1 Reply Latest reply on May 7, 2005 6:00 AM by Viet

    how do you work around the Slide security framework?

    mazz Master

      How did you guys work around issues when dealing with Slide's security implementation? [apologies up front - this is probably a question for the slide users list, but since I'm integrating the JBoss Portal CMS and you've probably already came across things like this, I'll take alittle liberty here]

      For example, I have a JAAS login module configured - I go to a database to get authentication/authorization information (i.e. users and roles are obtained via JAAS). However, for some reason, Slide still wants me to put the role and user information in the Domain.xml configuration.

      <!-- why is this required here?
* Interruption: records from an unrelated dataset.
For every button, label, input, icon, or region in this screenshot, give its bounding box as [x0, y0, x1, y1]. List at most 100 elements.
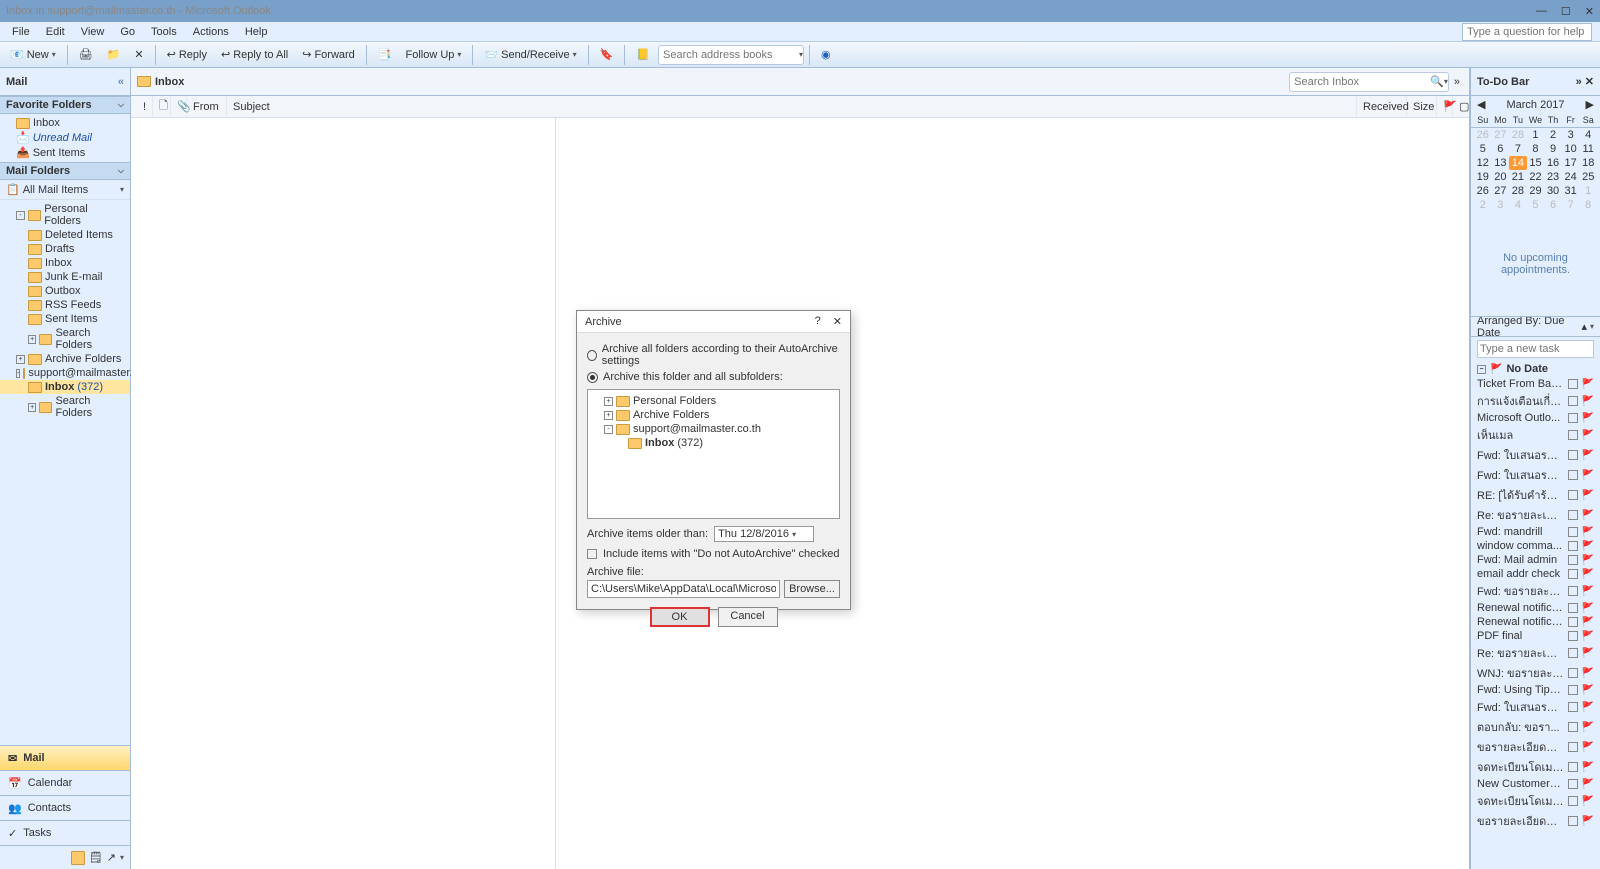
cal-cell[interactable]: 25: [1579, 170, 1597, 184]
task-item[interactable]: Renewal notifica...🚩: [1471, 615, 1600, 629]
cal-cell[interactable]: 12: [1474, 156, 1492, 170]
task-item[interactable]: ขอรายละเอียดสำห...🚩: [1471, 737, 1600, 757]
task-checkbox[interactable]: [1568, 702, 1578, 712]
favorite-folders-header[interactable]: Favorite Folders⌵: [0, 96, 130, 114]
module-calendar[interactable]: 📅Calendar: [0, 770, 130, 795]
forward-button[interactable]: ↪Forward: [296, 45, 361, 64]
flag-icon[interactable]: 📑: [372, 45, 398, 64]
flag-icon[interactable]: 🚩: [1582, 430, 1594, 441]
nav-folder[interactable]: -support@mailmaster.co: [0, 366, 130, 380]
task-checkbox[interactable]: [1568, 742, 1578, 752]
reply-button[interactable]: ↩Reply: [161, 45, 213, 64]
task-item[interactable]: Fwd: ใบเสนอราค...🚩: [1471, 445, 1600, 465]
task-item[interactable]: ตอบกลับ: ขอรา...🚩: [1471, 717, 1600, 737]
search-icon[interactable]: 🔍: [1430, 75, 1444, 88]
col-category-icon[interactable]: ▢: [1453, 96, 1469, 117]
menu-view[interactable]: View: [73, 24, 113, 40]
module-contacts[interactable]: 👥Contacts: [0, 795, 130, 820]
address-search-input[interactable]: [659, 49, 799, 61]
nav-folder[interactable]: +Archive Folders: [0, 352, 130, 366]
cal-prev-icon[interactable]: ◀: [1477, 98, 1485, 111]
task-item[interactable]: Fwd: ขอรายละเอี...🚩: [1471, 581, 1600, 601]
flag-icon[interactable]: 🚩: [1582, 555, 1594, 566]
configure-icon[interactable]: ▾: [120, 853, 124, 862]
expand-icon[interactable]: -: [16, 211, 25, 220]
cal-cell[interactable]: 26: [1474, 184, 1492, 198]
nav-folder[interactable]: Outbox: [0, 284, 130, 298]
col-importance[interactable]: !: [137, 96, 153, 117]
shortcuts-icon[interactable]: ↗: [107, 851, 116, 864]
cal-cell[interactable]: 1: [1527, 128, 1545, 142]
task-item[interactable]: New Customer : ...🚩: [1471, 777, 1600, 791]
cal-cell[interactable]: 10: [1562, 142, 1580, 156]
task-group-nodate[interactable]: − 🚩No Date: [1471, 361, 1600, 377]
expand-icon[interactable]: +: [604, 411, 613, 420]
flag-icon[interactable]: 🚩: [1582, 668, 1594, 679]
flag-icon[interactable]: 🚩: [1582, 450, 1594, 461]
task-checkbox[interactable]: [1568, 379, 1578, 389]
send-receive-button[interactable]: 📨Send/Receive ▾: [478, 45, 582, 64]
new-task-input[interactable]: [1477, 340, 1594, 358]
categorize-icon[interactable]: 🔖: [594, 45, 620, 64]
nav-folder[interactable]: -Personal Folders: [0, 202, 130, 228]
col-received[interactable]: Received: [1357, 96, 1407, 117]
expand-icon[interactable]: +: [604, 397, 613, 406]
nav-folder[interactable]: Drafts: [0, 242, 130, 256]
nav-folder[interactable]: +Search Folders: [0, 326, 130, 352]
flag-icon[interactable]: 🚩: [1582, 631, 1594, 642]
flag-icon[interactable]: 🚩: [1582, 742, 1594, 753]
sort-icon[interactable]: ▴: [1581, 320, 1587, 333]
task-item[interactable]: WNJ: ขอรายละเอี...🚩: [1471, 663, 1600, 683]
module-tasks[interactable]: ✓Tasks: [0, 820, 130, 845]
col-attachment[interactable]: 📎: [171, 96, 187, 117]
cal-cell[interactable]: 17: [1562, 156, 1580, 170]
archive-file-input[interactable]: [587, 580, 780, 598]
task-item[interactable]: ขอรายละเอียดสำห...🚩: [1471, 811, 1600, 831]
dialog-folder-tree[interactable]: + Personal Folders+ Archive Folders- sup…: [587, 389, 840, 519]
folder-icon[interactable]: [71, 851, 85, 865]
task-checkbox[interactable]: [1568, 470, 1578, 480]
task-item[interactable]: จดทะเบียนโดเมน...🚩: [1471, 791, 1600, 811]
calendar-grid[interactable]: 2627281234567891011121314151617181920212…: [1471, 128, 1600, 212]
chevron-up-icon[interactable]: ⌵: [118, 100, 124, 110]
expand-icon[interactable]: +: [16, 355, 25, 364]
menu-actions[interactable]: Actions: [185, 24, 237, 40]
flag-icon[interactable]: 🚩: [1582, 648, 1594, 659]
col-flag-icon[interactable]: 🚩: [1437, 96, 1453, 117]
cal-cell[interactable]: 13: [1492, 156, 1510, 170]
new-button[interactable]: 📧New ▾: [4, 45, 62, 64]
flag-icon[interactable]: 🚩: [1582, 816, 1594, 827]
cal-cell[interactable]: 9: [1544, 142, 1562, 156]
task-item[interactable]: Re: ขอรายละเอียด...🚩: [1471, 505, 1600, 525]
task-checkbox[interactable]: [1568, 450, 1578, 460]
cal-cell[interactable]: 18: [1579, 156, 1597, 170]
flag-icon[interactable]: 🚩: [1582, 762, 1594, 773]
collapse-icon[interactable]: −: [1477, 365, 1486, 374]
cal-cell[interactable]: 2: [1474, 198, 1492, 212]
nav-folder[interactable]: +Search Folders: [0, 394, 130, 420]
cal-cell[interactable]: 29: [1527, 184, 1545, 198]
task-checkbox[interactable]: [1568, 816, 1578, 826]
browse-button[interactable]: Browse...: [784, 580, 840, 598]
menu-help[interactable]: Help: [237, 24, 276, 40]
task-checkbox[interactable]: [1568, 586, 1578, 596]
task-item[interactable]: email addr check🚩: [1471, 567, 1600, 581]
col-from[interactable]: From: [187, 96, 227, 117]
task-item[interactable]: Fwd: Mail admin🚩: [1471, 553, 1600, 567]
col-size[interactable]: Size: [1407, 96, 1437, 117]
cal-cell[interactable]: 28: [1509, 128, 1527, 142]
cal-cell[interactable]: 14: [1509, 156, 1527, 170]
task-checkbox[interactable]: [1568, 413, 1578, 423]
task-item[interactable]: Fwd: ใบเสนอราค...🚩: [1471, 465, 1600, 485]
menu-file[interactable]: File: [4, 24, 38, 40]
cal-cell[interactable]: 27: [1492, 184, 1510, 198]
radio-icon[interactable]: [587, 372, 598, 383]
cal-cell[interactable]: 20: [1492, 170, 1510, 184]
flag-icon[interactable]: 🚩: [1582, 541, 1594, 552]
cal-cell[interactable]: 4: [1509, 198, 1527, 212]
cal-next-icon[interactable]: ▶: [1586, 98, 1594, 111]
cal-cell[interactable]: 21: [1509, 170, 1527, 184]
radio-all-folders[interactable]: Archive all folders according to their A…: [587, 341, 840, 369]
flag-icon[interactable]: 🚩: [1582, 779, 1594, 790]
module-mail[interactable]: ✉Mail: [0, 745, 130, 770]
JAAS defines the users -->
      <objectnode classname="org.apache.slide.structure.SubjectNode" uri="/users/john" />
      ...
      <objectnode
       classname="org.apache.slide.structure.SubjectNode"
       uri="/roles/webdav">
      <!-- why do I need this? the webdav role is detected by JAAS -->
      <revision>
       <property name="group-member-set">
       [CDATA[<D:href xmlns:D='DAV:'>/users/john</D:href>]]
       </property>
      </revision>
      </objectnode>
      


      If I comment out the "revision" element and below, I get a 403 "Forbidden" error (even though JAAS says I have the webdav role, it sees this in the DB). But if I uncomment that and configure it as above, it works fine. Slide wants me to confirm JAAS in this /roles/webdav "group-member-set" property! It also is forcing me to declare the /user/john user node - even though JAAS sees this user in the DB as well.
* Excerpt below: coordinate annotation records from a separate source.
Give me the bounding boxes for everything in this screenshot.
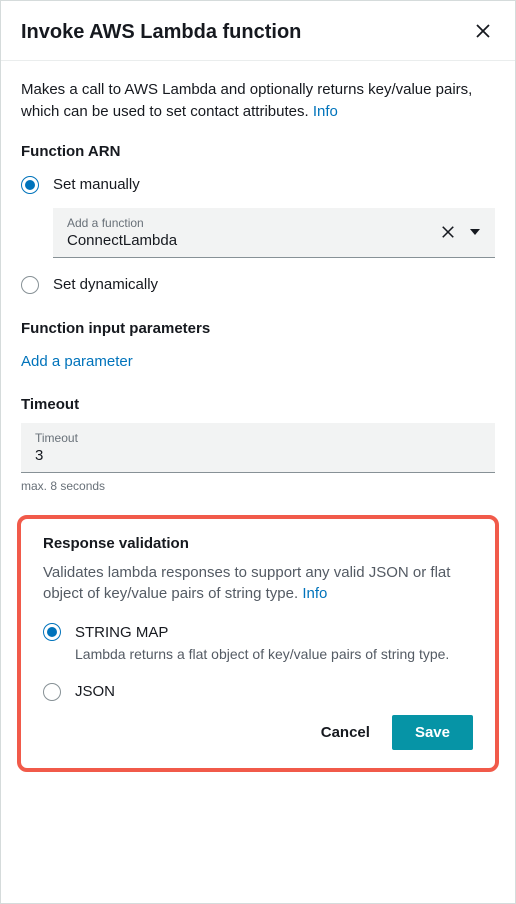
footer-actions: Cancel Save <box>43 715 473 750</box>
radio-icon <box>21 176 39 194</box>
lambda-config-panel: Invoke AWS Lambda function Makes a call … <box>0 0 516 904</box>
function-select-value: ConnectLambda <box>67 232 441 249</box>
response-validation-highlight: Response validation Validates lambda res… <box>17 515 499 772</box>
timeout-input[interactable]: Timeout 3 <box>21 423 495 473</box>
response-validation-description: Validates lambda responses to support an… <box>43 562 473 606</box>
info-link[interactable]: Info <box>313 103 338 120</box>
clear-function-button[interactable] <box>441 225 455 239</box>
timeout-field-label: Timeout <box>35 431 481 445</box>
function-select-placeholder: Add a function <box>67 216 441 230</box>
cancel-button[interactable]: Cancel <box>317 716 374 749</box>
chevron-down-icon <box>469 226 481 238</box>
timeout-section-label: Timeout <box>21 396 495 413</box>
radio-string-map[interactable]: STRING MAP <box>43 623 473 641</box>
radio-icon <box>43 683 61 701</box>
timeout-section: Timeout Timeout 3 max. 8 seconds <box>21 396 495 493</box>
save-button[interactable]: Save <box>392 715 473 750</box>
timeout-hint: max. 8 seconds <box>21 479 495 493</box>
timeout-value: 3 <box>35 447 481 464</box>
function-select[interactable]: Add a function ConnectLambda <box>53 208 495 258</box>
close-icon <box>441 225 455 239</box>
radio-label-set-dynamically: Set dynamically <box>53 276 158 293</box>
panel-description: Makes a call to AWS Lambda and optionall… <box>21 79 495 123</box>
dropdown-toggle-button[interactable] <box>469 226 481 238</box>
radio-label-string-map: STRING MAP <box>75 624 168 641</box>
function-select-actions <box>441 225 481 239</box>
panel-body: Makes a call to AWS Lambda and optionall… <box>1 61 515 903</box>
input-parameters-label: Function input parameters <box>21 320 495 337</box>
radio-set-dynamically[interactable]: Set dynamically <box>21 276 495 294</box>
radio-icon <box>43 623 61 641</box>
radio-json[interactable]: JSON <box>43 683 473 701</box>
radio-set-manually[interactable]: Set manually <box>21 176 495 194</box>
radio-icon <box>21 276 39 294</box>
radio-label-set-manually: Set manually <box>53 176 140 193</box>
info-link[interactable]: Info <box>302 585 327 602</box>
function-arn-section: Function ARN Set manually Add a function… <box>21 143 495 294</box>
panel-header: Invoke AWS Lambda function <box>1 1 515 61</box>
add-parameter-link[interactable]: Add a parameter <box>21 353 133 370</box>
radio-label-json: JSON <box>75 683 115 700</box>
description-text: Makes a call to AWS Lambda and optionall… <box>21 81 472 120</box>
rv-desc-text: Validates lambda responses to support an… <box>43 564 450 603</box>
close-button[interactable] <box>471 19 495 46</box>
function-select-text: Add a function ConnectLambda <box>67 216 441 249</box>
response-validation-label: Response validation <box>43 535 473 552</box>
function-arn-label: Function ARN <box>21 143 495 160</box>
close-icon <box>475 23 491 39</box>
string-map-description: Lambda returns a flat object of key/valu… <box>75 645 473 665</box>
input-parameters-section: Function input parameters Add a paramete… <box>21 320 495 396</box>
panel-title: Invoke AWS Lambda function <box>21 21 301 44</box>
      I suppose I can add my user and the roles to Slide via WebDAV, but that's a bit of a pain having to maintain two security databases - the true database that JAAS looks at and the Slide "database" which is simply a CDATA string in the "group-member-set" property that contains the names of all the users in that role and the /user nodes as well.

      Seems to defeat JAAS to me - I was wondering how JBoss Portal handles role-based authorization and what it does wrt this Slide issue?